Role of addons

Kent James kent at
Tue Sep 18 16:19:50 UTC 2012

On 9/18/2012 6:23 AM, Mark Banner wrote:
> Generally, I'm not yet convinced moving items to add-ons that are 
> shipped with the core product, will actually benefit us - the 
> maintenance of those add-ons would be approximately the same, or even 
> slightly more. From the user interface perspective, we'd have the same 
> UI with the add-on enabled and we'd need to do some kind of dance for 
> having the add-on enabled for existing users, and some sort of UI to 
> enable it for new users if they wish to (including explaining the 
> feature).
The benefit does not come "with the add-on enabled" but with the addon 

The main point of this is not to start a round of featurectomies moving 
things to addons, but rather to upgrade the role of addons in the 
application so that we could have a class of addons that is considered 
part of the "core product", but does not add to the complexity of the 
standard user interface. Right now, addons are second class citizens, so 
we cannot really leverage the power of addons as well as we could. Can 
we have addons that are not considered second class citizens? Addons are 
one of the most powerful advantages that our platform has, and I want to 
be able to increase their value to our users.
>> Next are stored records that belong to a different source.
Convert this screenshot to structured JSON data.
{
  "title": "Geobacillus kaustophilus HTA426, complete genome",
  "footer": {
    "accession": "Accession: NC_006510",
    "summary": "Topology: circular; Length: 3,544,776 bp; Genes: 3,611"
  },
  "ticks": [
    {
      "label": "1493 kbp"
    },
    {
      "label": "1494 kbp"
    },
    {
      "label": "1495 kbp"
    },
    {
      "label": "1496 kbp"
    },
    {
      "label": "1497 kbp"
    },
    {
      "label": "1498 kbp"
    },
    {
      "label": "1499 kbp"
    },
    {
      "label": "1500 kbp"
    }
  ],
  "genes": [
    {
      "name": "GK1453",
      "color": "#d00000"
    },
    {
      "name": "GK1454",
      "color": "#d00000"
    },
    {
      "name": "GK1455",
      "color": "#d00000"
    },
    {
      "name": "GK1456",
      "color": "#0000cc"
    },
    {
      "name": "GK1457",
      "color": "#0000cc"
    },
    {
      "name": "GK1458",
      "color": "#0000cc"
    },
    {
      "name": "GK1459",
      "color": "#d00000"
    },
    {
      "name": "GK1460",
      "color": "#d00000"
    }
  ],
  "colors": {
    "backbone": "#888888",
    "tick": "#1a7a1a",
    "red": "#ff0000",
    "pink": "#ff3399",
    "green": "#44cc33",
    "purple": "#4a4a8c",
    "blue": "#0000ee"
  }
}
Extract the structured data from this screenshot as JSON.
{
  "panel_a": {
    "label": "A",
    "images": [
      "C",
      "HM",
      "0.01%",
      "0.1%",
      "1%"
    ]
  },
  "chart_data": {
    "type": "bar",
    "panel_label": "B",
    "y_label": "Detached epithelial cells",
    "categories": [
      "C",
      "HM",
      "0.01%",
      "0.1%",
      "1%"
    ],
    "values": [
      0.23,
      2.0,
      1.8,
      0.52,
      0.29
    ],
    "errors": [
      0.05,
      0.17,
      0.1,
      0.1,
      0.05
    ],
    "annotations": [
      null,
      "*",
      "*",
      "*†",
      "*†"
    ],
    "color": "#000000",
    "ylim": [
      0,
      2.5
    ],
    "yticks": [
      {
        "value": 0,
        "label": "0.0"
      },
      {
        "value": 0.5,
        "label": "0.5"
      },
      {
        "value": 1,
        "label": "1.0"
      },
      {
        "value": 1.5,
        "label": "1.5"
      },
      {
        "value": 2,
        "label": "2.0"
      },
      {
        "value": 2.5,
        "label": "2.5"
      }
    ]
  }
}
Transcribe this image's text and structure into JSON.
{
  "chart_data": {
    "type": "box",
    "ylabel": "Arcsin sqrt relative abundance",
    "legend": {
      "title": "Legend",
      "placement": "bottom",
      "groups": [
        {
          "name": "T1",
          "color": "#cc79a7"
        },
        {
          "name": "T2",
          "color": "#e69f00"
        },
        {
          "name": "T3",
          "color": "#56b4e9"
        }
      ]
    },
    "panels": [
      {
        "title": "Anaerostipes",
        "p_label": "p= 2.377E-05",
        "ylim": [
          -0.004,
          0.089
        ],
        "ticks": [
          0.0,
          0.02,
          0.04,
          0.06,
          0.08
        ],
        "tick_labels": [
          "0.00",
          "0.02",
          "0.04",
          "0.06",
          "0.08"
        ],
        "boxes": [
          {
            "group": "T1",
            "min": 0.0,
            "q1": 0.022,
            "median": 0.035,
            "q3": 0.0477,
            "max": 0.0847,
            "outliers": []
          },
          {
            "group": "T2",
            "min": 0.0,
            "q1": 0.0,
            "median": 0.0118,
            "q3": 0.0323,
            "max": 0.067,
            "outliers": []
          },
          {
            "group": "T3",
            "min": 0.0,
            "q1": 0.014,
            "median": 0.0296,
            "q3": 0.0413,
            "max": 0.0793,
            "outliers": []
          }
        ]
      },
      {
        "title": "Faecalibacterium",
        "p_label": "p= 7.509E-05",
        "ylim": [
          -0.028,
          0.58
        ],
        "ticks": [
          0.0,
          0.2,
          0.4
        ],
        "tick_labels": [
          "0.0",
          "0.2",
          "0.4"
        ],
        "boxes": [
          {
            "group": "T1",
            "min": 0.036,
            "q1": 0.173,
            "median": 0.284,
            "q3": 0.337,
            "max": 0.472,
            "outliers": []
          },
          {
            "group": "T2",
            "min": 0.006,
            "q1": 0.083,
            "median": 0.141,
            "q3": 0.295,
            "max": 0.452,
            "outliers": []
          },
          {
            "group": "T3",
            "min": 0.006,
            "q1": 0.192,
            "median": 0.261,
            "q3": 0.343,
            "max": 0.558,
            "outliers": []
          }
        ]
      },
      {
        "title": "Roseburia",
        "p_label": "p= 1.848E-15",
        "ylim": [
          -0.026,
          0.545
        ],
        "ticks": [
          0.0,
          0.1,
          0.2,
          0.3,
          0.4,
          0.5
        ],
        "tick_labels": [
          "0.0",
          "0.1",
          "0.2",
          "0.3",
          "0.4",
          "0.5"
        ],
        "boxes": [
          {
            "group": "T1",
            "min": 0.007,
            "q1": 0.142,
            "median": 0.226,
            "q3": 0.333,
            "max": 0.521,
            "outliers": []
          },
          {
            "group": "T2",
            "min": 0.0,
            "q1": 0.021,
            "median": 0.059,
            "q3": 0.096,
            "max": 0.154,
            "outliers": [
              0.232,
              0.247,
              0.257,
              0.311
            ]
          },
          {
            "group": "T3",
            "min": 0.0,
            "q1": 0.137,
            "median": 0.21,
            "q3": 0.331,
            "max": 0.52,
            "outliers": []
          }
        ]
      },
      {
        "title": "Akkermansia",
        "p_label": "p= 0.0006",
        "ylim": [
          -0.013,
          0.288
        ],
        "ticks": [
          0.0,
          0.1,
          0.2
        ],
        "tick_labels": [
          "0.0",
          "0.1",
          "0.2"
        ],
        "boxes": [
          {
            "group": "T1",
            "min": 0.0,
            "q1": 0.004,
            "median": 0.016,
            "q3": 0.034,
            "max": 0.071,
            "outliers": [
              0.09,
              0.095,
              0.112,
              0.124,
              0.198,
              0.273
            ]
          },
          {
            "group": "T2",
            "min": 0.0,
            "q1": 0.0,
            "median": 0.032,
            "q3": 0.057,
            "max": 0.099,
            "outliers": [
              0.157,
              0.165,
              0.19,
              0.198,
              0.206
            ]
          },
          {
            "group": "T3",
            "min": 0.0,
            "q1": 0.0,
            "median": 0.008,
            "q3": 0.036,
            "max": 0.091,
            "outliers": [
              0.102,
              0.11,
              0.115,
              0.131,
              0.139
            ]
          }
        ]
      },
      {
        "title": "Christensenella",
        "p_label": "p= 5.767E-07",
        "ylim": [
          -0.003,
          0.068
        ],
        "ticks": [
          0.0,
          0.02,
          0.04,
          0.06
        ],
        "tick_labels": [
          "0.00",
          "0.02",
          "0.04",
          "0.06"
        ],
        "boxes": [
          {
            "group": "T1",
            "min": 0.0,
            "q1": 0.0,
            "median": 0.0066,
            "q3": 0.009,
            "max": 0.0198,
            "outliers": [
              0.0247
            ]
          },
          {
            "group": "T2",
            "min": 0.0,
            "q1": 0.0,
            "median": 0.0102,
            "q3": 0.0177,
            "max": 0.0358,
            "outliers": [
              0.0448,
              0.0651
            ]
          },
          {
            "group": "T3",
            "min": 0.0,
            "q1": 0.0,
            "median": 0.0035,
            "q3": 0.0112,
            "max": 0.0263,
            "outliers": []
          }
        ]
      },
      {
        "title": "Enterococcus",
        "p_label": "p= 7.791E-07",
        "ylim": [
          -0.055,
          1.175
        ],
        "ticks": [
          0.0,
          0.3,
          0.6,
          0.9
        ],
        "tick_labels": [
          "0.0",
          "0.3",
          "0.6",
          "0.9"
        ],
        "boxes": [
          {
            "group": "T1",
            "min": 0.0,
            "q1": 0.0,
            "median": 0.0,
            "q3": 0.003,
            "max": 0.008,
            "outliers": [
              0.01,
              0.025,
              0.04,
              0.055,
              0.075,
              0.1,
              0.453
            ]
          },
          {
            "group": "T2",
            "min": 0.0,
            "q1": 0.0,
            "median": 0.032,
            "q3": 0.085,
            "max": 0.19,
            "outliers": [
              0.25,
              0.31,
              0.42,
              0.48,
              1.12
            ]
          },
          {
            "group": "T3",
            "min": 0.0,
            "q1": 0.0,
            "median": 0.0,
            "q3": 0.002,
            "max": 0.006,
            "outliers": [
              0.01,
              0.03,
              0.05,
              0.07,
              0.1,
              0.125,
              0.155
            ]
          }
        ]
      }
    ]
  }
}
A recent example was a tweet from David Humphrey "I want to continue 
loving Thunderbird, but I have zero interest in debugging my Google 
Calendar integration broke by this update. Zero."

Some would argue that the answer to that class of problem is to 
integrate Calendar and Google Calendar Provider into the core code. I am 
arguing that we need a class of addons that has features that we 
consider critical, that watch as part of release, and that have 
increased visibility. Only then would we consider featurectomies.